English Department Professor @ Purdue University Northwest-Hammond Campus
Presentation Title: INTEGRATING STEM WITH AN ENGLISH/LANGUAGE ARTS CURRICULUM: Making Literature and Composition Relevant to STEM Students
Abstract: While STEM has become an important aspect of a school curriculum, little has been done to integrate the topics it encompasses and the formats in which it is communicated into English courses. STEM-related literature can complement and humanize the study of science and technology. Literature provides the stories that connect STEM studies to the world and to the individuals affected by them. It is literature that makes the facts, algorithms, taxonomies and formula that students learn in their STEM courses come alive and assume faces and histories that can be comic, tragic or heroic.
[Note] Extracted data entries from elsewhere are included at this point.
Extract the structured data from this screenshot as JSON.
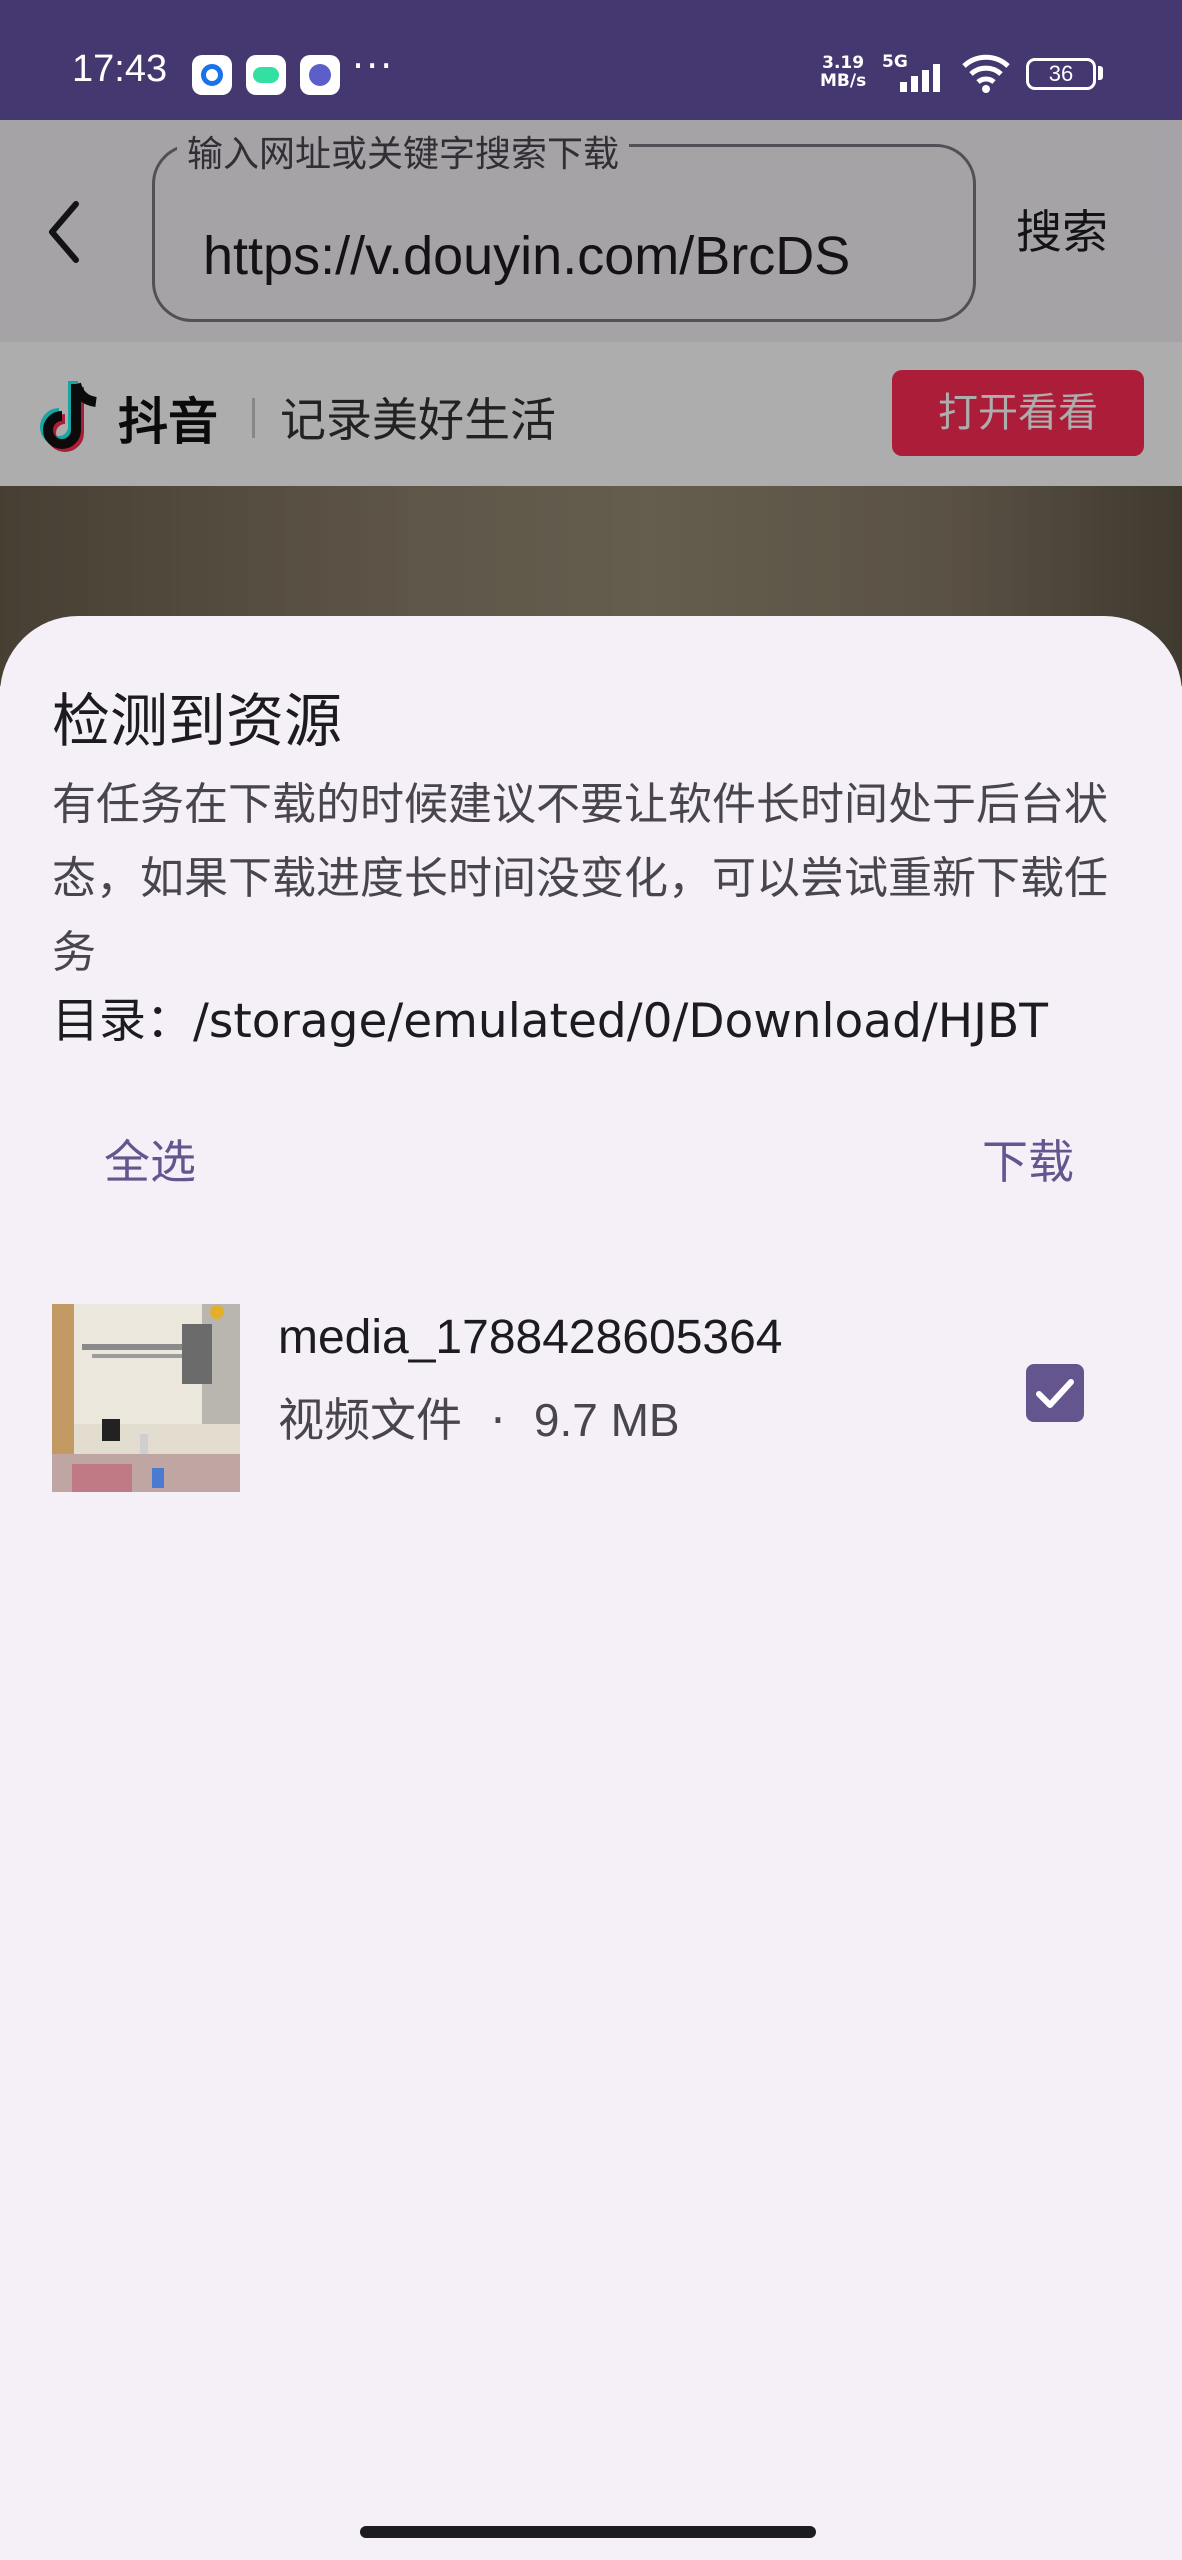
{
  "status_bar": {
    "time": "17:43",
    "notification_icons": [
      "circle-app-icon",
      "tripadvisor-icon",
      "meta-app-icon"
    ],
    "more": "···",
    "network_speed_value": "3.19",
    "network_speed_unit": "MB/s",
    "network_type": "5G",
    "battery": "36"
  },
  "browser": {
    "url_label": "输入网址或关键字搜索下载",
    "url_value": "https://v.douyin.com/BrcDS",
    "search_label": "搜索"
  },
  "webpage": {
    "app_name": "抖音",
    "slogan": "记录美好生活",
    "open_button": "打开看看",
    "brand_color": "#fe2c55"
  },
  "sheet": {
    "title": "检测到资源",
    "description": "有任务在下载的时候建议不要让软件长时间处于后台状态，如果下载进度长时间没变化，可以尝试重新下载任务",
    "directory_label": "目录：",
    "directory_path": "/storage/emulated/0/Download/HJBT",
    "select_all": "全选",
    "download": "下载",
    "accent_color": "#65558f",
    "items": [
      {
        "name": "media_1788428605364",
        "type": "视频文件",
        "separator": "·",
        "size": "9.7 MB",
        "checked": true
      }
    ]
  }
}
Many science fiction, spy novels and mysteries, and nonfiction narratives, are concerned with topics covered in a STEM curriculum. These include non-fiction narratives like David McCullough’s Johnstown Flood and Rebecca Skloot’s The Secret Life of Henrietta Lacks which is fictionalized by Michael Chrichton in Next. Other traditional literary works also relate to STEM topicsm such as Emily Dickenson’s Riddles and Herman Melville’s Moby Dick. Tom Clancy’s Hunt for Red October provides an excellent explanation of nuclear power and T.E. Lawrence:s (Lawrence of Arabia) The Mint and Robert Persig’s Zen and The Art of Motorcycle Maintenance discuss the technological as well as the aesthetic aspects of motorcycles. Today’s focus in composition is on the “argumentative” essay, based on non fiction sources and requiring critical thinking. STEM documents, such as the “white paper” and the “proposal,” meet these objectives. This presentation will discuss how STEM topics and documents can be integrated into the English curriculum without altering present Literature and Composition objectives. The presentation will provide examples of STEM composition assignments that reflect the composition genres tradittionally being taught and will demonstrate how various literary works can be refocused to examine STEM concepts.
Biography: Carolyn Boiarsky is a Professor of English at Purdue University Northwest, Hammond, Indiana. Associated with the National Writing Project since 1978, she is presently the Director of the Northwest Indiana Writing Project, and was the founder of the Southeast Center for the Teaching of Writing/Georgia State University from 1978-81. She has authored two books related to education, Academic Literacy in the English Classroom and The Art of Workplace English, both published by Boynton/Cook/Heinemann. Dr. Boiarsky has made numerous presentations at the annual conferences of NCTE. She received her Ph.D. in English Education from Georgia State University in 1984.